I tried to use the keyboard under Windows and it doesn't show any problem (but I have to admit I haven't tried for long sessions), therefore I don't think the cause is hardware.

I tried to use compressed air to clean potential dust and derbies, but without success.

I am not confident enough to try to remove the characters cap to check for potential problems.

As for potential conflicts with some package update, unfortunately the key repetition problem started very subtly (an occurrence every blue moon and I thought it was just a finger-stutter) and the emergence of the boot problem is hard to track since I usually reboot once every 30+ days, therefore I cannot pinpoint any particular update.

I tried to use the lever on the back that, as far as I understood, control how often in milliseconds the key signal is read from the keyboard, but 1 every 10 times it just mitigate the problem for few minutes and the other 9 times the keyboard freeze: I can't write anything and I can't even turn on/off the lightning and I have to plug an old keyboard to open a terminal to manually reload ckb-daemon.

Do you have any idea on how can I debug the above problems?

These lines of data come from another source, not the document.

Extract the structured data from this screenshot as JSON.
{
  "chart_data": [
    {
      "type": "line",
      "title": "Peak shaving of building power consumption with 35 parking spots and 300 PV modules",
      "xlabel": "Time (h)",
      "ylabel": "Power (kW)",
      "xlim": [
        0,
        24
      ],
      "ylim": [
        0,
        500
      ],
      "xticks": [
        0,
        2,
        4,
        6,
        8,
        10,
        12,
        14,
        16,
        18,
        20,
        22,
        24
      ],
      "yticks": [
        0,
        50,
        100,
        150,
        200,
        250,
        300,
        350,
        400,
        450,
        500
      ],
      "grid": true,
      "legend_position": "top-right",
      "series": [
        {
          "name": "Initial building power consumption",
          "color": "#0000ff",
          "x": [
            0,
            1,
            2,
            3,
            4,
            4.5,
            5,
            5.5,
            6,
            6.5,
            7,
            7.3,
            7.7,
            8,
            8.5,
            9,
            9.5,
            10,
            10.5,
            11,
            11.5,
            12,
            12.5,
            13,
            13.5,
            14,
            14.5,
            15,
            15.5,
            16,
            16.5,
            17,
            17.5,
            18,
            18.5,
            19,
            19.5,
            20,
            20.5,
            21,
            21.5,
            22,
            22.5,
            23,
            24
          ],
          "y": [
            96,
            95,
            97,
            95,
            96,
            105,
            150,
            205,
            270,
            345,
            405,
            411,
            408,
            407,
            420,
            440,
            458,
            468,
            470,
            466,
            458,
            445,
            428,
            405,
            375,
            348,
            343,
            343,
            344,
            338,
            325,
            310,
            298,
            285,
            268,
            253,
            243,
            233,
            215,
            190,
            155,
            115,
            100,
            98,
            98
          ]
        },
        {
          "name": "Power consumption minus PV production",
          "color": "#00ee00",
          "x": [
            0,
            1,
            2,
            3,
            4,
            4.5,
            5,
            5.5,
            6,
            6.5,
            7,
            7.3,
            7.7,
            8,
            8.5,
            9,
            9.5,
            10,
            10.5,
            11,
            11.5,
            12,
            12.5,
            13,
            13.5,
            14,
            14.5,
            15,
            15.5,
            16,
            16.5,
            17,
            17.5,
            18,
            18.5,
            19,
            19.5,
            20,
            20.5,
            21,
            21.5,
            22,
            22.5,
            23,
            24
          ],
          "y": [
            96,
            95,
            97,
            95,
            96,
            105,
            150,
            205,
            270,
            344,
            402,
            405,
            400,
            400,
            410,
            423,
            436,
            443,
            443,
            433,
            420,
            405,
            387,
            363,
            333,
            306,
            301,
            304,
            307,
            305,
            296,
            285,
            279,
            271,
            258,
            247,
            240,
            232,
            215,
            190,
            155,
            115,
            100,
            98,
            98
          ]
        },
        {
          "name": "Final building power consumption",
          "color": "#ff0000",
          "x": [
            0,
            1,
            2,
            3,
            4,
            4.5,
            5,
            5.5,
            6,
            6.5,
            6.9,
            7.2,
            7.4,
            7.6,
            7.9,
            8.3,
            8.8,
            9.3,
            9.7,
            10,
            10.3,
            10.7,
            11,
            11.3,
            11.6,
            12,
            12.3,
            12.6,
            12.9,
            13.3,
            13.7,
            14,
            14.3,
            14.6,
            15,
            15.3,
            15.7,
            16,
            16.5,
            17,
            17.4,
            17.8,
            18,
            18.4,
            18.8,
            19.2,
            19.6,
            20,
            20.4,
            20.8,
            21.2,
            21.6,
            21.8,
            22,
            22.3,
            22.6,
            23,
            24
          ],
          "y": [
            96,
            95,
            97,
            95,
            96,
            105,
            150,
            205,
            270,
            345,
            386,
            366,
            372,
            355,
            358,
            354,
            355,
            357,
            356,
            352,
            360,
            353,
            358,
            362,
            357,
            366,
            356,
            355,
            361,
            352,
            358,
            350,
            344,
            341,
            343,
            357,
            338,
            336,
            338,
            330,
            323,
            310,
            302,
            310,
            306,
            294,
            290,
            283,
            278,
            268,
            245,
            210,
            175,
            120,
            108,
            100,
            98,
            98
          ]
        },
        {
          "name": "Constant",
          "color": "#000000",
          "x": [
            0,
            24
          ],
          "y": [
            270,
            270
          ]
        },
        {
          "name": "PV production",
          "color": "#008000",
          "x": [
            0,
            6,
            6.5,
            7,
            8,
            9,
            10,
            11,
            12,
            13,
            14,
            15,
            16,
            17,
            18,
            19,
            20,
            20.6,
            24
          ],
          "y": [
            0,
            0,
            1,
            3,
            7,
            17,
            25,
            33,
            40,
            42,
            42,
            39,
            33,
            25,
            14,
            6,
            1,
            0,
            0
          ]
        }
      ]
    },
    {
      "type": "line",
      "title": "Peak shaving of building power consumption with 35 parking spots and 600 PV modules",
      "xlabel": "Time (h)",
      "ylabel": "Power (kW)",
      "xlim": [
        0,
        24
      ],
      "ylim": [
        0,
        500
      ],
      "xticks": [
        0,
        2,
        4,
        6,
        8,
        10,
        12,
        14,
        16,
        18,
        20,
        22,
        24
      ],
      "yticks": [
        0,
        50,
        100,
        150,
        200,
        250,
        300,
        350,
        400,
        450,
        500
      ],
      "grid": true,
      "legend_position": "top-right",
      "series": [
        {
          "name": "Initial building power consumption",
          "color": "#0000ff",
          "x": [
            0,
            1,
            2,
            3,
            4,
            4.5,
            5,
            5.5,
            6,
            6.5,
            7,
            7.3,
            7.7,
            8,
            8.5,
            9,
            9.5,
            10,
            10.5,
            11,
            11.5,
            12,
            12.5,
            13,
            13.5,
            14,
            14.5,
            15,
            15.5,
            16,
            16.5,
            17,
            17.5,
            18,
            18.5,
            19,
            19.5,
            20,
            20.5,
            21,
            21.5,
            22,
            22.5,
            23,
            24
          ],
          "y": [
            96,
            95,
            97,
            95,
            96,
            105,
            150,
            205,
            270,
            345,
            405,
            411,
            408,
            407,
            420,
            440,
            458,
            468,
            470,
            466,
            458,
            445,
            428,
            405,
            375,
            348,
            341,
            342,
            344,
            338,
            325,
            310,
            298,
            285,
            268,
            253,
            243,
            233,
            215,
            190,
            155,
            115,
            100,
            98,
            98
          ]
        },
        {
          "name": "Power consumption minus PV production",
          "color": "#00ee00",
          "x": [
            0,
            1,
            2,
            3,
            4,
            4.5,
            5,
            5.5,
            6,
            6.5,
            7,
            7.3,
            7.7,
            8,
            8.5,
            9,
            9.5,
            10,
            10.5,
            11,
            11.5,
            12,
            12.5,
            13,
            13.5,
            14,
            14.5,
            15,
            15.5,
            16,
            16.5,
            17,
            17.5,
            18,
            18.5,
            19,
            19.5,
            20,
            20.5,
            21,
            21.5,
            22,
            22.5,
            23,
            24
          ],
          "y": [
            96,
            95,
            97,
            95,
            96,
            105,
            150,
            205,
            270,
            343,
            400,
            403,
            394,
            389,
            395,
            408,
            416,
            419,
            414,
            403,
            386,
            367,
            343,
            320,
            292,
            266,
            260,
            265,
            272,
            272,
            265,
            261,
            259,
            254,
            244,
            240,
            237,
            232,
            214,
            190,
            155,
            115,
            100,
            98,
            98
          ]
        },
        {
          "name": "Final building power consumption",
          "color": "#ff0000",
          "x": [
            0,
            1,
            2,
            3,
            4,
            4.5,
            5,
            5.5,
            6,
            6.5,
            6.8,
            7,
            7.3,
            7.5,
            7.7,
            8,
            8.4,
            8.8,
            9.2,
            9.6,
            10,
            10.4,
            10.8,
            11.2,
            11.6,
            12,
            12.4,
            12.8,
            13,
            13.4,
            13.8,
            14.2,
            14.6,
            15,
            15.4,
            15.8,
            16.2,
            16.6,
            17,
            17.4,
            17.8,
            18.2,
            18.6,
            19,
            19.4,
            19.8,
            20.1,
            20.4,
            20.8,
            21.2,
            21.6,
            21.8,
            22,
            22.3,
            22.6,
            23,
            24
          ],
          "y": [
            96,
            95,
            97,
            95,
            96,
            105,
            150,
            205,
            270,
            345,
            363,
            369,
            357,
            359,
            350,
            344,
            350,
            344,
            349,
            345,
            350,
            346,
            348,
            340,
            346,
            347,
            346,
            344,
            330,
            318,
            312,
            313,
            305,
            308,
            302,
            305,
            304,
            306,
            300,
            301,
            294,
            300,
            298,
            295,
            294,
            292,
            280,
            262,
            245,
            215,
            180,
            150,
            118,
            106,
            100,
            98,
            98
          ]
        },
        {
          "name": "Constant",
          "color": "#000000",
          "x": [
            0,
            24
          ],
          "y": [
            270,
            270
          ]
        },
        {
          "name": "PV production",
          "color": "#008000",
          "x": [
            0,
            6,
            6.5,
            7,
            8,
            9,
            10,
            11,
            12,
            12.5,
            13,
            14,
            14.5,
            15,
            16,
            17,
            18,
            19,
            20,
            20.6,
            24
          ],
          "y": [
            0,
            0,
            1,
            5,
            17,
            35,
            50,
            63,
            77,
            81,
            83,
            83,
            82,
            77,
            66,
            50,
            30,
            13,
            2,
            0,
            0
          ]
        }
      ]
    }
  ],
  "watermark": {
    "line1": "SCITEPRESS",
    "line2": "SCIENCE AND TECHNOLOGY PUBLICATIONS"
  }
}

If there isn't any good solution (I don't know, maybe because Corsair uses a too proprietary mechanics or other causes for a reliable open source reverse-engineered drivers), can you please recommend another keyboard that is well supported under Linux? I don't need something too fancy (for example I don't use the G keys in either this keyboard or the old Logitech G15 I had), but I need:

* the retro-illumination that must be turned on and off from the keyboard (I have it in my room so I have to turn it off before going to sleep);

* media player controls;

* must be very robust (I am very clumsy and when I type very fast I often push the keys from the cap border or from a strange angle, therefore the keyboard should correctly recognize the character and not wear off too quickly because of it - it is one of the reasons I tried a mechanical[/glsa] keyboard for the first time.);

* as mentioned, very good Linux support of course  :Very Happy: 

Thanks in advance.

----------

## marco.difresco

Any recommendation?

Today I had a power outage and I spent 45 minutes of reboots and unplugging/plugging back in before I regained control of my computer; and in those 45 minutes I tried to log on the Windows partition and the keyboard worked fully and immediately so it isn't an hardware problem.

Thanks in advance.

----------